Begleitausschuss verabschiedet weitere 13 Vorhaben

Nachdem Ende Juni in Weißwasser bei der ersten Sitzung des Regionalen Begleitausschusses (RBA) 40 kommunale Projekte positiv beschieden worden sind, tagte das Gremium am vergangenen Mittwoch zum zweiten Mal. 14 kommunale Vorhaben galt es in der Energiefabrik Knappenrode zu bewerten.

Von den 14 kommunalen Vorhaben wurden am Ende 13 mit einem Gesamtvolumen von rund 120 Millionen Euro aus Bundesmitteln positiv votiert und priorisiert. Der Schwerpunkt der positiv beschiedenen Vorhaben lag dabei auf dem Bereich der Daseinsfürsorge, aber auch Projekte des Tourismus, der Forschungs- und der wirtschaftsnahen Infrastruktur standen zur Diskussion.
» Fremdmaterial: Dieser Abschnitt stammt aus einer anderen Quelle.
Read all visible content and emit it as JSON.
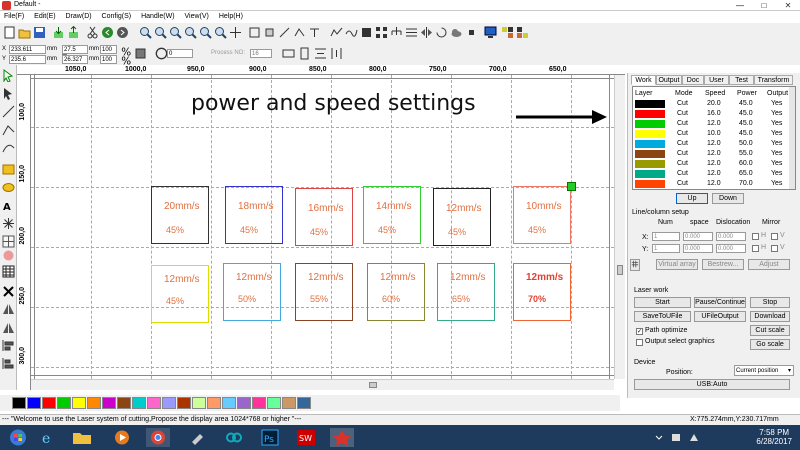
{
  "window": {
    "title": "Default - ",
    "controls": [
      "—",
      "□",
      "✕"
    ]
  },
  "menu": [
    "File(F)",
    "Edit(E)",
    "Draw(D)",
    "Config(S)",
    "Handle(W)",
    "View(V)",
    "Help(H)"
  ],
  "props": {
    "x_label": "X",
    "x_value": "233.611",
    "y_label": "Y",
    "y_value": "235.6",
    "mm1": "mm",
    "mm2": "mm",
    "w_value": "27.5",
    "h_value": "26.327",
    "mm3": "mm",
    "mm4": "mm",
    "pct1": "100",
    "pct2": "100",
    "angle_value": "0",
    "process_no_label": "Process NO:",
    "process_no_value": "16"
  },
  "ruler": {
    "h_labels": [
      "1050,0",
      "1000,0",
      "950,0",
      "900,0",
      "850,0",
      "800,0",
      "750,0",
      "700,0",
      "650,0"
    ],
    "v_labels": [
      "100,0",
      "150,0",
      "200,0",
      "250,0",
      "300,0"
    ]
  },
  "canvas": {
    "annotation": "power and speed settings",
    "row1": [
      {
        "speed": "20mm/s",
        "power": "45%",
        "color": "#333333"
      },
      {
        "speed": "18mm/s",
        "power": "45%",
        "color": "#3333cc"
      },
      {
        "speed": "16mm/s",
        "power": "45%",
        "color": "#dd4444"
      },
      {
        "speed": "14mm/s",
        "power": "45%",
        "color": "#33cc33"
      },
      {
        "speed": "12mm/s",
        "power": "45%",
        "color": "#222222"
      },
      {
        "speed": "10mm/s",
        "power": "45%",
        "color": "#ee7766"
      }
    ],
    "row2": [
      {
        "speed": "12mm/s",
        "power": "45%",
        "color": "#dddd00"
      },
      {
        "speed": "12mm/s",
        "power": "50%",
        "color": "#44aadd"
      },
      {
        "speed": "12mm/s",
        "power": "55%",
        "color": "#884422"
      },
      {
        "speed": "12mm/s",
        "power": "60%",
        "color": "#888833"
      },
      {
        "speed": "12mm/s",
        "power": "65%",
        "color": "#33aa88"
      },
      {
        "speed": "12mm/s",
        "power": "70%",
        "color": "#ee6633"
      }
    ]
  },
  "palette": [
    "#000000",
    "#0000ff",
    "#ff0000",
    "#00cc00",
    "#ffff00",
    "#ff8800",
    "#cc00cc",
    "#8b4513",
    "#00cccc",
    "#ff66cc",
    "#9999ff",
    "#aa3300",
    "#ccff99",
    "#ff9966",
    "#66ccff",
    "#9966cc",
    "#ff3399",
    "#66ff99",
    "#cc9966",
    "#336699"
  ],
  "panel": {
    "tabs": [
      "Work",
      "Output",
      "Doc",
      "User",
      "Test",
      "Transform"
    ],
    "layer_headers": [
      "Layer",
      "Mode",
      "Speed",
      "Power",
      "Output"
    ],
    "layers": [
      {
        "color": "#000000",
        "mode": "Cut",
        "speed": "20.0",
        "power": "45.0",
        "output": "Yes"
      },
      {
        "color": "#ff0000",
        "mode": "Cut",
        "speed": "16.0",
        "power": "45.0",
        "output": "Yes"
      },
      {
        "color": "#00cc00",
        "mode": "Cut",
        "speed": "12.0",
        "power": "45.0",
        "output": "Yes"
      },
      {
        "color": "#ffff00",
        "mode": "Cut",
        "speed": "10.0",
        "power": "45.0",
        "output": "Yes"
      },
      {
        "color": "#00aadd",
        "mode": "Cut",
        "speed": "12.0",
        "power": "50.0",
        "output": "Yes"
      },
      {
        "color": "#8b4513",
        "mode": "Cut",
        "speed": "12.0",
        "power": "55.0",
        "output": "Yes"
      },
      {
        "color": "#999900",
        "mode": "Cut",
        "speed": "12.0",
        "power": "60.0",
        "output": "Yes"
      },
      {
        "color": "#00aa88",
        "mode": "Cut",
        "speed": "12.0",
        "power": "65.0",
        "output": "Yes"
      },
      {
        "color": "#ff4400",
        "mode": "Cut",
        "speed": "12.0",
        "power": "70.0",
        "output": "Yes"
      }
    ],
    "up": "Up",
    "down": "Down",
    "line_col_setup": "Line/column setup",
    "num": "Num",
    "space": "space",
    "dislocation": "Dislocation",
    "mirror": "Mirror",
    "x": "X:",
    "y": "Y:",
    "x_num": "1",
    "y_num": "1",
    "x_space": "0.000",
    "y_space": "0.000",
    "x_disl": "0.000",
    "y_disl": "0.000",
    "mirror_h": "H",
    "mirror_v": "V",
    "virtual_array": "Virtual array",
    "bestrew": "Bestrew...",
    "adjust": "Adjust",
    "laser_work": "Laser work",
    "start": "Start",
    "pause": "Pause/Continue",
    "stop": "Stop",
    "save_to_ufile": "SaveToUFile",
    "ufile_output": "UFileOutput",
    "download": "Download",
    "path_optimize": "Path optimize",
    "output_select": "Output select graphics",
    "cut_scale": "Cut scale",
    "go_scale": "Go scale",
    "device": "Device",
    "position_label": "Position:",
    "position_value": "Current position",
    "usb": "USB:Auto"
  },
  "status": {
    "message": "--- \"Welcome to use the Laser system of cutting,Propose the display area 1024*768 or higher \"---",
    "coords": "X:775.274mm,Y:230.717mm"
  },
  "taskbar": {
    "time": "7:58 PM",
    "date": "6/28/2017"
  }
}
»Wo ist die Kita, wo ist die Schule und wo kann ich abends ein Bier trinken?«

Der Fokus lag also wieder auf weichen Standortfaktoren. Dafür erntete der RBA bereits nach der ersten Sitzung scharfe Kritik. Der Hauptgeschäftsführer der IHK Dresden, Dr. Detlef Hamann, bezweifelte damals schon offenkundig, ob die befürworteten Vorhaben geeignet seien, um die ostsächsische Region nach dem Aus von Braunkohleförderung und -verstromung strukturell neu auszurichten und vor allem wirtschaftlich zukunftsfest zu machen. Ein zentrales Problem sei jedoch der Arbeitskräftemangel, betonte Birgit Weber, Vorsitzende des RBA und Beigeordnete des Landkreises Bautzen. Bernd Lange, Landrat des Landkreises Bautzen und ebenfalls stimmberechtigtes Mitglied im RBA, bekräftigte diese Tatsache: »Wir können noch so viele Arbeitsplätze schaffen, doch das bringt nichts, wenn uns die Leute hier fehlen.« Daher müsse zunächst die Ansiedlung von Menschen fokussiert werden. Daher gehören beispielsweise auch der Ausbau einer Kita in der Gemeinde Deumitz-Thumitz oder der Neubau des Lessingbades in Kamens zu einem Strukturwandel, entgegnet Weber einigen Kritikern, zumal eine direkte Unternehmensförderung mit Strukturfördermitteln weiterhin nicht möglich ist. Sie verdeutlicht: »Die Mehrzahl der Projekte hatte dieses Mal ganz zentral die Menschen und einen lebenswerten Raum im Fokus. Damit wollen wir erreichen, dass die Menschen in den Regionen gehalten werden oder bestenfalls sogar zurückkehren.« In zahlreichen Gesprächen mit Unternehmern, die sich in der Region potenziell ansiedeln wollen, seien die ersten Fragen nach der Breitbanderschließung vor allem: »Wo ist die Kita, wo ist die Schule und wo kann ich abends ein Bier trinken?« Das zeige, wie wichtig auch diese Faktoren in dem gesamten Prozess sind, so Weber weiter.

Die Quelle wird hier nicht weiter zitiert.